Results and Disussion
Diversity in PfFII region of field isolates
We observed 1 Kb amplified product in all field isolates. Region II was present in all field isolates of P. falciparum. Analysis of amino acid sequence of FII region from field isolates (Table 1) was showed that more than 98%. Sequence identity. All the cysteines and the positions of these cysteine residues in region II were also conserved. Another interesting observation was that all field isolates revealed polymorphisms at 15 amino acid positions when compared to the FII amino acid sequence of P. falciparum Malayan Camp and Indian field isolates. The present study identified 8 novel polymorphisms. In addition to the 8 novel polymorphisms, sequence diversity at seven positions namely 478, 481, 577, 584, 592, 664 and 716 were commonly present in African and Indian field isolates, which are already reported [18-19]. The non-conservative polymorphisms Asn (N) ↔ Lys (K), Ile (I) ↔ Lys (K), Lys (K) ↔ Gln (Q), Glu (E) ↔ Ala (A), Ser (S) ↔ Arg (R) were found in multiple isolates. And other polymorphisms were present in only one or two field isolates.

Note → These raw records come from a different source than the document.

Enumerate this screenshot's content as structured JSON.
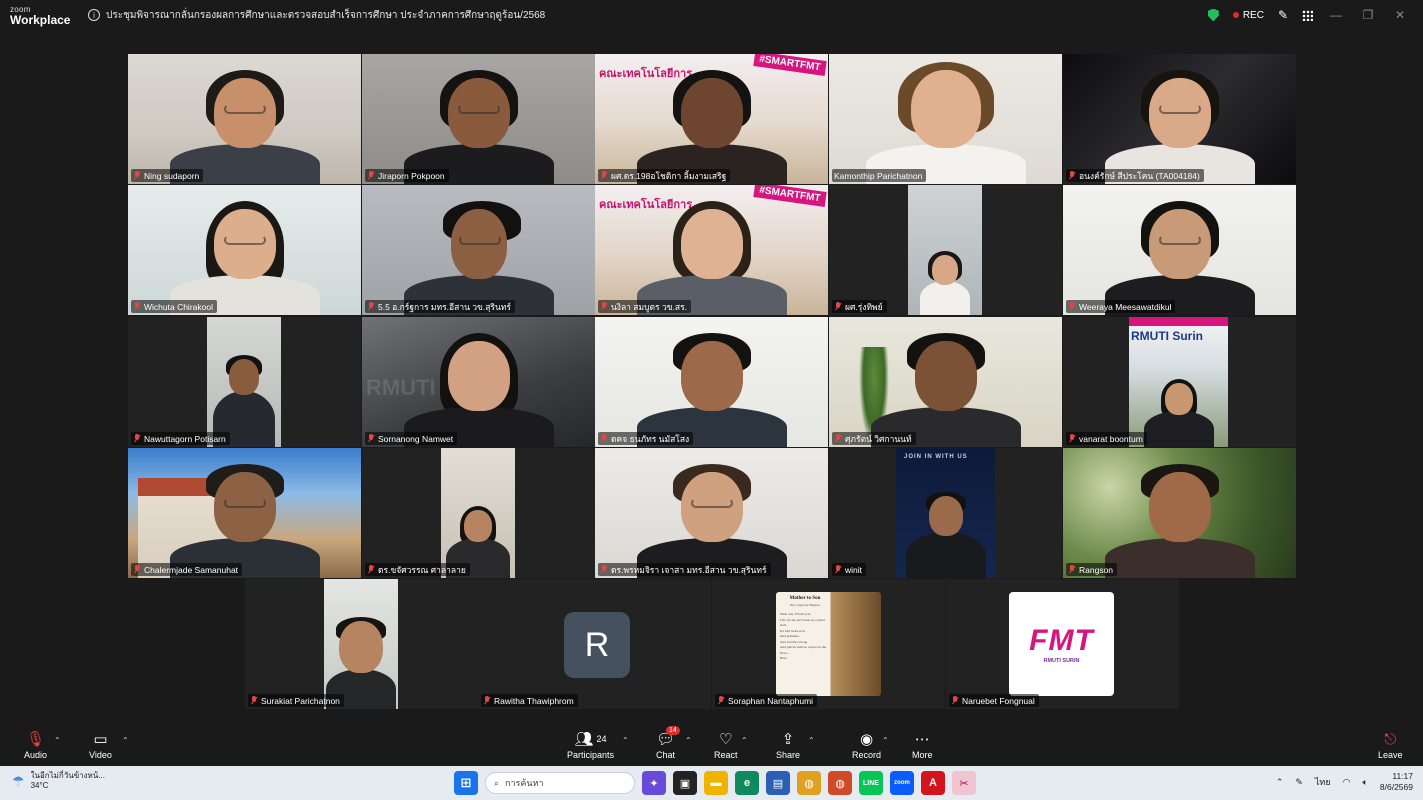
{
  "app": {
    "brand_small": "zoom",
    "brand_big": "Workplace"
  },
  "meeting": {
    "title": "ประชุมพิจารณากลั่นกรองผลการศึกษาและตรวจสอบสำเร็จการศึกษา ประจำภาคการศึกษาฤดูร้อน/2568"
  },
  "titlebar": {
    "rec_label": "REC",
    "minimize": "—",
    "restore": "❐",
    "close": "✕"
  },
  "colors": {
    "active_speaker": "#23d18b",
    "muted": "#e64545",
    "rec": "#e02b2b",
    "secure": "#20c05c"
  },
  "participants": [
    {
      "name": "Ning sudaporn",
      "muted": true
    },
    {
      "name": "Jiraporn Pokpoon",
      "muted": true
    },
    {
      "name": "ผศ.ดร.198อโชติกา ลิ้มงามเสริฐ",
      "muted": true,
      "sign_text": "#SMARTFMT",
      "banner_text": "คณะเทคโนโลยีการ"
    },
    {
      "name": "Kamonthip Parichatnon",
      "muted": false,
      "active_speaker": true
    },
    {
      "name": "อนงค์รักษ์ สีประโคน (TA004184)",
      "muted": true
    },
    {
      "name": "Wichuta Chirakool",
      "muted": true
    },
    {
      "name": "5.5 อ.กร์ฐการ มทร.อีสาน วข.สุรินทร์",
      "muted": true
    },
    {
      "name": "นงิลา สมบูตร วข.สร.",
      "muted": true,
      "sign_text": "#SMARTFMT",
      "banner_text": "คณะเทคโนโลยีการ"
    },
    {
      "name": "ผศ.รุ่งทิพย์",
      "muted": true
    },
    {
      "name": "Weeraya Meesawatdikul",
      "muted": true
    },
    {
      "name": "Nawuttagorn Potisarn",
      "muted": true
    },
    {
      "name": "Sornanong Namwet",
      "muted": true,
      "sign_text": "RMUTI"
    },
    {
      "name": "ดคจ ธนภัทร นมัสโสง",
      "muted": true
    },
    {
      "name": "ศุภรัตน์ วิศกานนท์",
      "muted": true
    },
    {
      "name": "vanarat boontum",
      "muted": true,
      "sign_text": "RMUTI Surin"
    },
    {
      "name": "Chalermjade Samanuhat",
      "muted": true
    },
    {
      "name": "ดร.ขจัศวรรณ ศาลาลาย",
      "muted": true
    },
    {
      "name": "ดร.พรหมจิรา เจาสา มทร.อีสาน วข.สุรินทร์",
      "muted": true
    },
    {
      "name": "winit",
      "muted": true,
      "sign_text": "JOIN IN WITH US"
    },
    {
      "name": "Rangson",
      "muted": true
    },
    {
      "name": "Surakiat Parichatnon",
      "muted": true
    },
    {
      "name": "Rawitha Thawiphrom",
      "muted": true,
      "avatar_letter": "R"
    },
    {
      "name": "Soraphan Nantaphumi",
      "muted": true,
      "poem_title": "Mother to Son",
      "poem_author": "By Langston Hughes",
      "poem_lines": [
        "Well, son, I'll tell you:",
        "Life for me ain't been no crystal stair.",
        "It's had tacks in it,",
        "And splinters,",
        "And boards torn up,",
        "And places with no carpet on the floor—",
        "Bare."
      ]
    },
    {
      "name": "Naruebet Fongnual",
      "muted": true,
      "logo_text": "FMT",
      "logo_sub": "RMUTI SURIN"
    }
  ],
  "toolbar": {
    "audio": "Audio",
    "video": "Video",
    "participants": "Participants",
    "participants_count": "24",
    "chat": "Chat",
    "chat_badge": "14",
    "react": "React",
    "share": "Share",
    "record": "Record",
    "more": "More",
    "leave": "Leave"
  },
  "taskbar": {
    "weather_line1": "ในอีกไม่กี่วันข้างหน้...",
    "weather_line2": "34°C",
    "search_placeholder": "การค้นหา",
    "lang": "ไทย",
    "time": "11:17",
    "date": "8/6/2569"
  }
}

Allelic diversity in MSP typing
The population diversity was found in field isolates of P. falciparum namely C003, C032, C034, C044 and SE011. Three different pattern of genotype were observed (Table 2). K1 allele of MSP1 gene, 3D7 and FC27 alleles of MSP2 gene were observed in C032 and C034. C044 had K1, MAD20 and RO33 alleles of MSP1 and 3D7 allele of MSP2 gene. C003 and SE011 had K1, MAD20 and RO33 alleles of MSP1 gene and 3D7 and FC27 alleles of MSP2 gene. This suggested that the sampled patients had mixed infection.

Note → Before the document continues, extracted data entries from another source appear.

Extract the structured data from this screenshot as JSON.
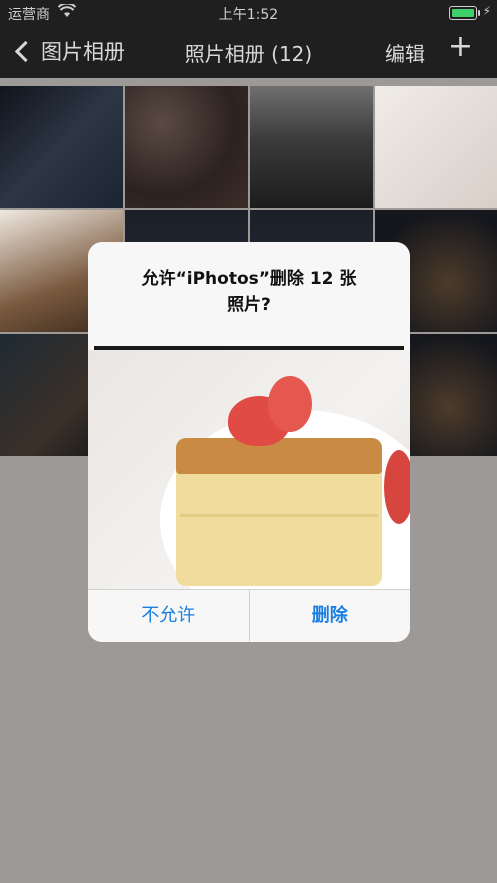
{
  "status": {
    "carrier": "运营商",
    "time": "上午1:52",
    "wifi_icon": "wifi-icon",
    "battery_icon": "battery-icon"
  },
  "nav": {
    "back_label": "图片相册",
    "title": "照片相册 (12)",
    "edit_label": "编辑",
    "add_label": "+"
  },
  "alert": {
    "title_line1": "允许“iPhotos”删除 12 张",
    "title_line2": "照片?",
    "cancel_label": "不允许",
    "confirm_label": "删除"
  },
  "colors": {
    "accent": "#1a7fe0",
    "navbar": "#1f1f1f",
    "backdrop": "#9c9996",
    "battery": "#3fd06a"
  }
}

Erythrocyte binding of filed isolates
COS cells expressing region II bound normal human erythrocytes but not to enzyme (trypsin and neuraminidase) treated human erythrocytes (Table 3). The specificity of binding of normal and enzyme treated erythrocyte to region II expressed on COS cells was identical in native EBA-175 and P. falciparum field isolates [20]. From these experiments we conclude that region II of EBA-175 derived from P. falciparum field isolates binds erythrocyte with the same specificity as native EBA-175 despite the presence of polymorphic sequences.

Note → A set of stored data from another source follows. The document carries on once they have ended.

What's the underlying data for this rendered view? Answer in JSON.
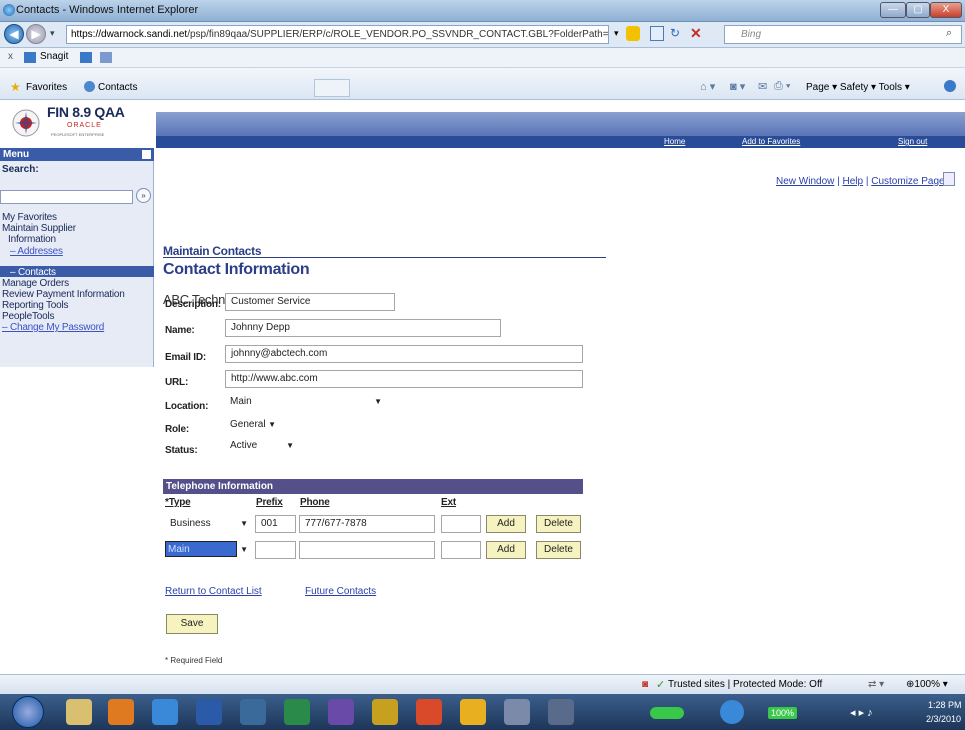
{
  "window": {
    "title": "Contacts - Windows Internet Explorer",
    "minimize": "—",
    "maximize": "▢",
    "close": "X"
  },
  "address": {
    "url_host": "https://dwarnock.sandi.net",
    "url_path": "/psp/fin89qaa/SUPPLIER/ERP/c/ROLE_VENDOR.PO_SSVNDR_CONTACT.GBL?FolderPath=PORTAL_ROOT_OBJECT.",
    "search_placeholder": "Bing"
  },
  "toolbar": {
    "close_x": "x",
    "snagit": "Snagit"
  },
  "favorites": {
    "label": "Favorites",
    "tab": "Contacts",
    "commands": "Page ▾   Safety ▾   Tools ▾"
  },
  "branding": {
    "title": "FIN 8.9 QAA",
    "oracle": "ORACLE",
    "tagline": "PEOPLESOFT ENTERPRISE"
  },
  "portal_nav": {
    "home": "Home",
    "add_favorites": "Add to Favorites",
    "sign_out": "Sign out"
  },
  "menu": {
    "title": "Menu",
    "search_label": "Search:",
    "items": [
      {
        "label": "My Favorites"
      },
      {
        "label": "Maintain Supplier"
      },
      {
        "label": "Information"
      },
      {
        "label": "– Addresses"
      },
      {
        "label": "– Contacts"
      },
      {
        "label": "Manage Orders"
      },
      {
        "label": "Review Payment Information"
      },
      {
        "label": "Reporting Tools"
      },
      {
        "label": "PeopleTools"
      },
      {
        "label": "– Change My Password"
      }
    ]
  },
  "toplinks": {
    "new_window": "New Window",
    "help": "Help",
    "customize": "Customize Page"
  },
  "page": {
    "breadcrumb": "Maintain Contacts",
    "title": "Contact Information",
    "company": "ABC Technologies",
    "fields": {
      "description_label": "Description:",
      "description": "Customer Service",
      "name_label": "Name:",
      "name": "Johnny Depp",
      "email_label": "Email ID:",
      "email": "johnny@abctech.com",
      "url_label": "URL:",
      "url": "http://www.abc.com",
      "location_label": "Location:",
      "location": "Main",
      "role_label": "Role:",
      "role": "General",
      "status_label": "Status:",
      "status": "Active"
    },
    "telephone": {
      "header": "Telephone Information",
      "columns": {
        "type": "*Type",
        "prefix": "Prefix",
        "phone": "Phone",
        "ext": "Ext"
      },
      "rows": [
        {
          "type": "Business",
          "prefix": "001",
          "phone": "777/677-7878",
          "ext": "",
          "add": "Add",
          "delete": "Delete"
        },
        {
          "type": "Main",
          "prefix": "",
          "phone": "",
          "ext": "",
          "add": "Add",
          "delete": "Delete"
        }
      ]
    },
    "links": {
      "return": "Return to Contact List",
      "future": "Future Contacts"
    },
    "save": "Save",
    "required": "* Required Field"
  },
  "status": {
    "zone": "Trusted sites | Protected Mode: Off",
    "zoom": "100%"
  },
  "taskbar": {
    "time": "1:28 PM",
    "date": "2/3/2010",
    "battery": "100%"
  },
  "colors": {
    "brand_blue": "#2b3e86",
    "nav_blue": "#294c98",
    "tel_header": "#55508a",
    "button_yellow": "#f7f3c0"
  }
}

To evaluate the relative binding efficiency of variants, we measured inhibition of erythrocytes binding to region II expressed on COS cells with anti PfF2-antibodies. 70% inhibition was observed in all variants by anti-PfFII antibodies (figure 1). The result showed that antibodies against region II of P. falciparum inhibit invasion of erythrocytes in vitro and thus provides strong support for developing human vaccine based on region II of P.falciparum.

Conclusion
Erythrocyte binding antigen 175 (EBA-175) of Plasmodium falciparum belongs to Duffy binding like erythrocyte binding protein family. It contains three cysteine-rich regions F1, F2 and C in which F1 and F2 at the N-terminus are responsible for the glycophorin A binding on the erythrocyte membrane. The FII region (PfFII) of EBA-175 has been shown as a potential vaccine candidate. We investigated polymorphisms in FII region of African P. falciparum field isolates by PCR and found that antibodies raised against FII region from the P. falciparum Malayan Camp strain can inhibit erythrocyte binding by the field isolates having polymorphism. Our findings suggest that antibodies to region II of EBA-175 are largely unaffected by polymorphism in EBA-175 and is a good ligand-blocking malaria vaccine.

Authors’ contributions
Conceived and designed experiments: MS, SS, CEC. Performed the experiments: MS, and SS. Analyzed the data: MS, SS, CEC. Contributed reagents/materials/analysis tools: CEC. Wrote the paper: MS, SS and CEC. Involved in all the experiments: MS and SS.

Acknowledgement

This work has been funded by Program Support grant from DBT (CEC), MalSig and EVIMalaR grants from European Commission (CEC). SS is a recipient of the IYBA Award from DBT. CEC is a recipient of TATA Innovational Fellowship from DBT. The funders had no role in study design, data collection and analysis, decision to publish, or preparation of the manuscript.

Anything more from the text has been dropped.